Webster Professor Van McElwee showcases abstract ‘Dream’ films
A Japanese woman walking down a tunnel transforms as images of jet planes, mosques and other architecture plays over it. As one image begins to pull out of another, all that remains of the initial shot in Van McElwee’s “Dream Travel” is the Japanese woman.
McElwee, professor of electronic and photographic media at Webster University, showed off his two newest abstract films “Dream Travel” and “Travel Dream” to an open lecture on Friday, Jan. 18 in the Winifred-Moore Auditorium.
When it comes to taking meaning from his pieces, McElwee said he was purposefully vague because he wanted the viewers to take their own meanings.
“It’s more interesting to get meanings (rather) than (one) meaning,” McElwee said. “I think it’d be boring to decide on a meaning and give it to someone as a riddle. Life is like a mystery. So, why should art be anything less?”
The films are intended to imitate a lucid dream for the viewer with layered images and sounds from McElwee’s worldwide travels. The films were shot during the ‘90s when McElwee traveled throughout Asia. He didn’t begin to use the footage until 2011.
After each film played, the floor went to the audience for questions. Discussion ranged from the religious connotations of McElwee’s films to the technical side of how he edited his pieces.
One scene in which McElwee layered an image of fish over a massive cathedral prompted some viewers to ask about the religious meaning of the scene, because the fish is a symbol of Christianity.
“Not consciously. Unconsciously, probably,” McElwee said.
Aaron Nandor, junior graphic design major, grew an appreciation for McElwee’s art during a class with McElwee.
“I’m a big fan of his video work,” Nandor said. “Through having him as a teacher, I looked up some of his work. I think this one had a bit more of a narrative quality to it. But others of his are a lot more organic and flowing.”
McElwee started as a painter, but his interest in sound led him to multimedia as a means of creating his art.
“I was a painting major,” McElwee said. “In graduate school, I became interested in time-based media and working with sound. Even when I was painting, I was working with sounds.”
McElwee earned his Master of Fine Arts in multimedia from the Washington University School of Fine Arts in St. Louis. He said his first experiments in video were minimalistic.
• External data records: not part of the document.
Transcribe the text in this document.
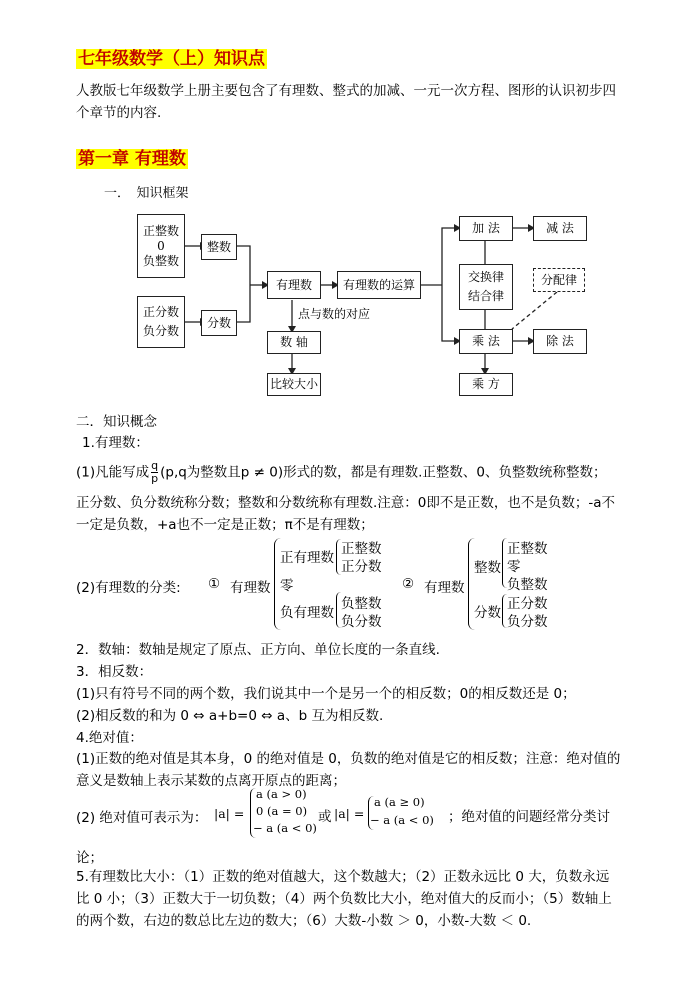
七年级数学（上）知识点
人教版七年级数学上册主要包含了有理数、整式的加减、一元一次方程、图形的认识初步四个章节的内容.
第一章 有理数
一．　知识框架
正整数
0
负整数
整数
正分数
负分数
分数
有理数	有理数的运算
点与数的对应
数 轴
比较大小
加 法	减 法
交换律
结合律
分配律
乘 法	除 法
乘 方
二．知识概念
1.有理数：
(1)凡能写成 $\frac{q}{p} (p,q$为整数且p ≠ 0)形式的数，都是有理数.正整数、0、负整数统称整数；
正分数、负分数统称分数；整数和分数统称有理数.注意：0即不是正数，也不是负数；-a不一定是负数，+a也不一定是正数；π不是有理数；
(2)有理数的分类: ① 有理数
正有理数
正整数
正分数
零
负有理数
负整数
负分数
② 有理数
整数
正整数
零
负整数
分数
正分数
负分数
2．数轴：数轴是规定了原点、正方向、单位长度的一条直线.
3．相反数：
(1)只有符号不同的两个数，我们说其中一个是另一个的相反数；0的相反数还是 0；
(2)相反数的和为 0 ⇔ a+b=0 ⇔ a、b 互为相反数.
4.绝对值：
(1)正数的绝对值是其本身，0 的绝对值是 0，负数的绝对值是它的相反数；注意：绝对值的意义是数轴上表示某数的点离开原点的距离；
(2) 绝对值可表示为： |a| =
a (a > 0)
0 (a = 0)
− a (a < 0)
或 |a| =
a (a ≥ 0)
− a (a < 0) ；绝对值的问题经常分类讨
论；
5.有理数比大小：（1）正数的绝对值越大，这个数越大；（2）正数永远比 0 大，负数永远比 0 小；（3）正数大于一切负数；（4）两个负数比大小，绝对值大的反而小；（5）数轴上的两个数，右边的数总比左边的数大；（6）大数-小数 ＞ 0，小数-大数 ＜ 0.
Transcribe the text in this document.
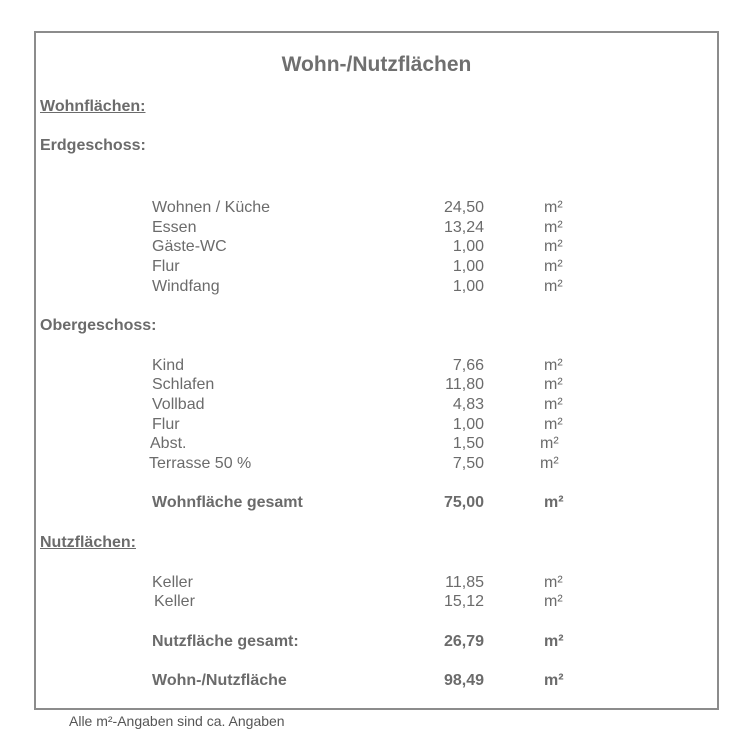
Wohn-/Nutzflächen
Wohnflächen:
Erdgeschoss:
Wohnen / Küche	24,50	m²
Essen	13,24	m²
Gäste-WC	1,00	m²
Flur	1,00	m²
Windfang	1,00	m²
Obergeschoss:
Kind	7,66	m²
Schlafen	11,80	m²
Vollbad	4,83	m²
Flur	1,00	m²
Abst.	1,50	m²
Terrasse 50 %	7,50	m²
Wohnfläche gesamt	75,00	m²
Nutzflächen:
Keller	11,85	m²
Keller	15,12	m²
Nutzfläche gesamt:	26,79	m²
Wohn-/Nutzfläche	98,49	m²
Alle m²-Angaben sind ca. Angaben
“(For the) first few years I was working with video, I’d point the camera at the monitor and tilt the camera to create a feedback,” McElwee said. “And you would see one monitor inside another monitor. If you tilt the camera, then you create a series of logarithmic spirals. And if you zoom in and out, you get very creative abstract.”
McElwee has shown his work internationally, and in February, he will travel to Artpool in Budapest, Hungary. Then, he will exhibit his work at ASIFA (Association Internationale du Film d’Animation) in Vienna. Holger Lang, adjunct professor at Webster’s Vienna campus, is organizing the show.